I took her hands in mine, squeezing softly.
"I don't give a fuck about those people, you don't need to answer to anybody. What I meant was... how are you feeling about it?" I questioned softly, making her freeze, eyes softening as she looked at me.

"Guilty," She muttered sadly.

I opened my mouth, to try and comfort her, but she started again.
"Guilty I don't feel bad about what I did. I still feel like I have his blood on me like it's everywhere, and it's just a constant reminder of what I did, and that if I had to make that choice again, I wouldn't change it." She finished, swallowing thickly.
"Am I a monster for that? Does that make me a bad person?" She questioned quietly, doubting herself.

"No, no of course you aren't. Everyone deals with grief differently, Oaklyn," I muttered, stroking my thumb over her hand.

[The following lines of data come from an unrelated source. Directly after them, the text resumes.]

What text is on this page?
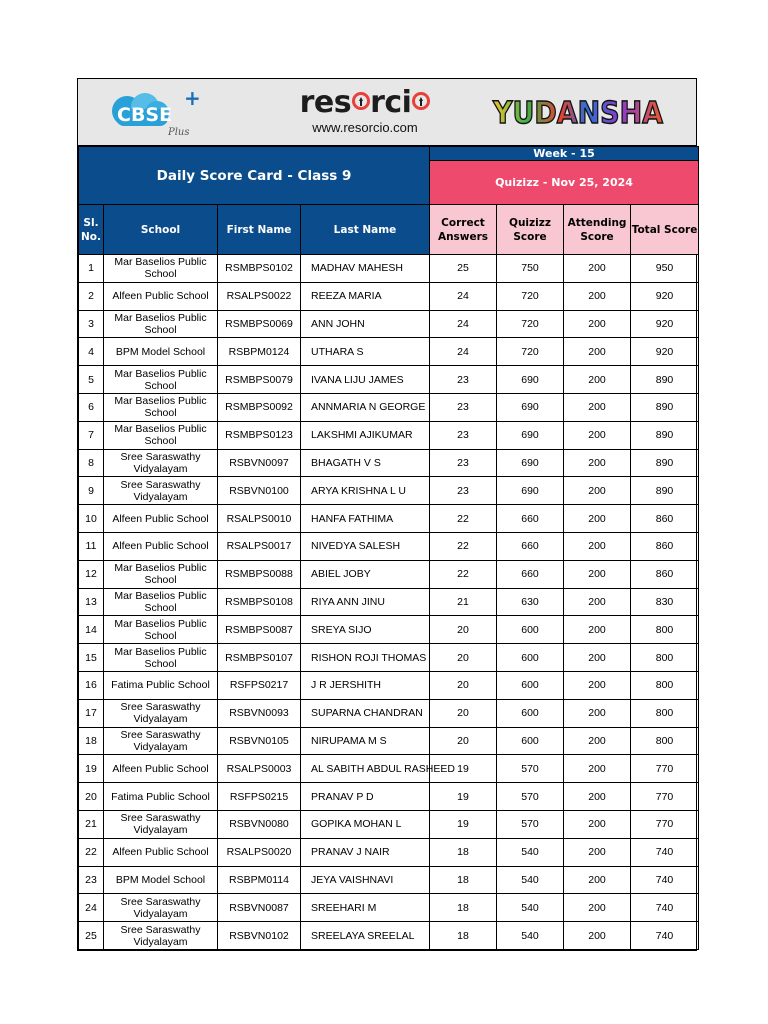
CBSE
+
Plus
res rci
www.resorcio.com	YUDANSHA
Daily Score Card - Class 9				Week - 15			
				Quizizz - Nov 25, 2024			
Sl. No.	School	First Name	Last Name	Correct Answers	Quizizz Score	Attending Score	Total Score
1	Mar Baselios Public School	RSMBPS0102	MADHAV MAHESH	25	750	200	950
2	Alfeen Public School	RSALPS0022	REEZA MARIA	24	720	200	920
3	Mar Baselios Public School	RSMBPS0069	ANN JOHN	24	720	200	920
4	BPM Model School	RSBPM0124	UTHARA S	24	720	200	920
5	Mar Baselios Public School	RSMBPS0079	IVANA LIJU JAMES	23	690	200	890
6	Mar Baselios Public School	RSMBPS0092	ANNMARIA N GEORGE	23	690	200	890
7	Mar Baselios Public School	RSMBPS0123	LAKSHMI AJIKUMAR	23	690	200	890
8	Sree Saraswathy Vidyalayam	RSBVN0097	BHAGATH V S	23	690	200	890
9	Sree Saraswathy Vidyalayam	RSBVN0100	ARYA KRISHNA L U	23	690	200	890
10	Alfeen Public School	RSALPS0010	HANFA FATHIMA	22	660	200	860
11	Alfeen Public School	RSALPS0017	NIVEDYA SALESH	22	660	200	860
12	Mar Baselios Public School	RSMBPS0088	ABIEL JOBY	22	660	200	860
13	Mar Baselios Public School	RSMBPS0108	RIYA ANN JINU	21	630	200	830
14	Mar Baselios Public School	RSMBPS0087	SREYA SIJO	20	600	200	800
15	Mar Baselios Public School	RSMBPS0107	RISHON ROJI THOMAS	20	600	200	800
16	Fatima Public School	RSFPS0217	J R JERSHITH	20	600	200	800
17	Sree Saraswathy Vidyalayam	RSBVN0093	SUPARNA CHANDRAN	20	600	200	800
18	Sree Saraswathy Vidyalayam	RSBVN0105	NIRUPAMA M S	20	600	200	800
19	Alfeen Public School	RSALPS0003	AL SABITH ABDUL RASHEED	19	570	200	770
20	Fatima Public School	RSFPS0215	PRANAV P D	19	570	200	770
21	Sree Saraswathy Vidyalayam	RSBVN0080	GOPIKA MOHAN L	19	570	200	770
22	Alfeen Public School	RSALPS0020	PRANAV J NAIR	18	540	200	740
23	BPM Model School	RSBPM0114	JEYA VAISHNAVI	18	540	200	740
24	Sree Saraswathy Vidyalayam	RSBVN0087	SREEHARI M	18	540	200	740
25	Sree Saraswathy Vidyalayam	RSBVN0102	SREELAYA SREELAL	18	540	200	740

"But I feel I'm not grieving at all, I woke up feeling like normal, and even now, acknowledging what I've done, and I still don't feel bad about what I've done," She explained, glancing down at our hands.

"That's a good thing," I muttered softly, tilting up her face so she was looking at me again. She furrowed her brows, clearly confused as to why that was good.
"It's better to be confident and sure of your actions, rather than want to take anything back, especially in something like this," I explained, she nodded slowly.

"I suppose that makes sense," She admitted, falling silent.

We sat in silence for a few moments.
"How did you get over it?" She questioned, making my eyes rise to her face.

"Get over what?" I asked.

"Your first kill... how did-? How long did it take?" She muttered, watching me sadly.